La femme sans nom
Mon nom, je ne sais plus ce qu’il est, j’ai oublié avec les années. Car, là où vous me voyez, je suis une femme très âgée. Je ne me souviens pas non plus de mon âge, mais cela importe peu, n’est-ce pas ? Ce qui importe, c’est que je suis née ici, à Paucartambo, et que c’est ici que je mourrai, si jamais je meurs un jour. Parfois, je pense que le Saint Dieu m’a fait vivre si longtemps parce qu’il veut que je sois immortelle, comme Lui.
Le chapeau que je tiens dans ma main gauche, je l’ai fabriqué moi-même quand j’étais jeune, quand il y avait encore l’usine de chapeaux, qui a fait faillite et nous a laissées, les huit ouvrières, sans travail. Nous avons dû retourner à la campagne, travailler la terre et prendre soin des troupeaux. C’est pourquoi ce chapeau est aussi ancien que moi, ou presque. Je l’ai enlevé parce que je passe devant le saint qui a une niche dans ce coin du village. C’est un saint un peu paresseux, qui ne fait presque jamais les miracles que nous lui demandons, même si nous faisons toujours sa procession, allumons des bougies et apportons des fleurs. Et parfois, il les fait à l’envers, faisant pleuvoir quand nous demandons du soleil, ou une sécheresse infernale quand nous supplions pour un peu de pluie. Mais, bien qu’il soit paresseux et compliqué, c’est notre saint et, si nous voulons l’aimer, nous l’aimons.

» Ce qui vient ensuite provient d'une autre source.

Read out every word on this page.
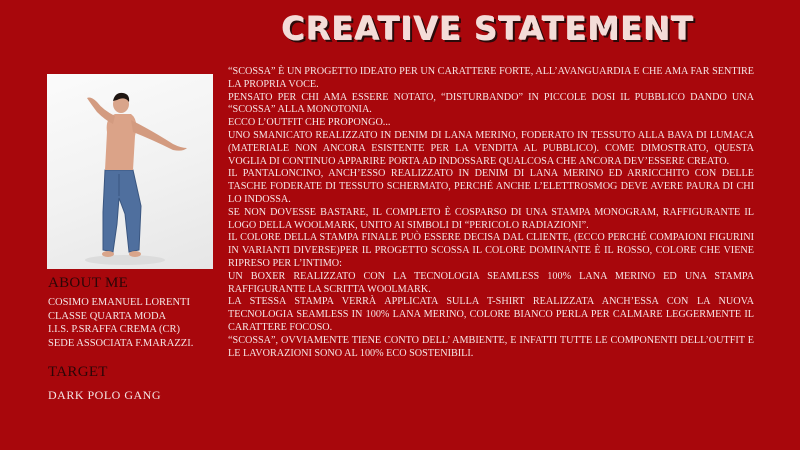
CREATIVE STATEMENT
ABOUT ME
COSIMO EMANUEL LORENTI
CLASSE QUARTA MODA
I.I.S. P.SRAFFA CREMA (CR)
SEDE ASSOCIATA F.MARAZZI.
TARGET
DARK POLO GANG

“SCOSSA” È UN PROGETTO IDEATO PER UN CARATTERE FORTE, ALL’AVANGUARDIA E CHE AMA FAR SENTIRE LA PROPRIA VOCE.

PENSATO PER CHI AMA ESSERE NOTATO, “DISTURBANDO” IN PICCOLE DOSI IL PUBBLICO DANDO UNA “SCOSSA” ALLA MONOTONIA.

ECCO L’OUTFIT CHE PROPONGO...

UNO SMANICATO REALIZZATO IN DENIM DI LANA MERINO, FODERATO IN TESSUTO ALLA BAVA DI LUMACA (MATERIALE NON ANCORA ESISTENTE PER LA VENDITA AL PUBBLICO). COME DIMOSTRATO, QUESTA VOGLIA DI CONTINUO APPARIRE PORTA AD INDOSSARE QUALCOSA CHE ANCORA DEV’ESSERE CREATO.

IL PANTALONCINO, ANCH’ESSO REALIZZATO IN DENIM DI LANA MERINO ED ARRICCHITO CON DELLE TASCHE FODERATE DI TESSUTO SCHERMATO, PERCHÉ ANCHE L’ELETTROSMOG DEVE AVERE PAURA DI CHI LO INDOSSA.

SE NON DOVESSE BASTARE, IL COMPLETO È COSPARSO DI UNA STAMPA MONOGRAM, RAFFIGURANTE IL LOGO DELLA WOOLMARK, UNITO AI SIMBOLI DI “PERICOLO RADIAZIONI”.

IL COLORE DELLA STAMPA FINALE PUÒ ESSERE DECISA DAL CLIENTE, (ECCO PERCHÉ COMPAIONI FIGURINI IN VARIANTI DIVERSE)PER IL PROGETTO SCOSSA IL COLORE DOMINANTE È IL ROSSO, COLORE CHE VIENE RIPRESO PER L’INTIMO:

UN BOXER REALIZZATO CON LA TECNOLOGIA SEAMLESS 100% LANA MERINO ED UNA STAMPA RAFFIGURANTE LA SCRITTA WOOLMARK.

LA STESSA STAMPA VERRÀ APPLICATA SULLA T-SHIRT REALIZZATA ANCH’ESSA CON LA NUOVA TECNOLOGIA SEAMLESS IN 100% LANA MERINO, COLORE BIANCO PERLA PER CALMARE LEGGERMENTE IL CARATTERE FOCOSO.

“SCOSSA”, OVVIAMENTE TIENE CONTO DELL’ AMBIENTE, E INFATTI TUTTE LE COMPONENTI DELL’OUTFIT E LE LAVORAZIONI SONO AL 100% ECO SOSTENIBILI.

Dans mes centaines et peut-être milliers d’années de vie, j’ai vu tout ce qui s’est passé dans ce village. Insurrections, massacres, tremblements de terre, guerres, épidémies, apparitions et beaucoup de gouvernements qui se sont succédé. Jamais ça n’a été pour le mieux, toujours pour le pire. Mais cela ne semble intéresser personne. Je n’ai pas seulement vu des malheurs, j’ai aussi vu des choses magnifiques. Comme l’apparition de Jésus dans le corps d’un petit agneau. Il m’est apparu à moi seule rien de moins. En montant du ruisseau où nous allions laver le linge, le soir. Ce jour-là, j’étais seule et distraite, chantonnant, avec le linge plié sur ma tête, lorsque l’agneau, qui était l’Enfant Jésus en personne, est apparu sur mon chemin et m’a bloqué le passage, me regardant avec des yeux de pitié. Tout de suite, j’ai su qui il était et je suis tombée à genoux. Alors, il a bêlé et j’ai su qu’il me prévenait de quelque chose. Mais j’étais tellement émue par son apparition que je n’ai pas bien compris le message. Plus tard, j’ai pensé qu’il était venu me prévenir de ne pas épouser celui avec qui je me suis mariée, ce brute d’Anselmo qui m’a tant battue. Heureusement, il est mort encore jeune, renversé par un camion après l’une de ses beuveries.
Comme cette histoire, je pourrais en raconter des milliers. Parce que même si j’ai oublié mon nom et mon âge, je me souviens encore de beaucoup de choses. Par exemple, demain il y aura un marché et je passerai toute la journée sous une tente, vendant des cochons d’Inde et du maïs grillé.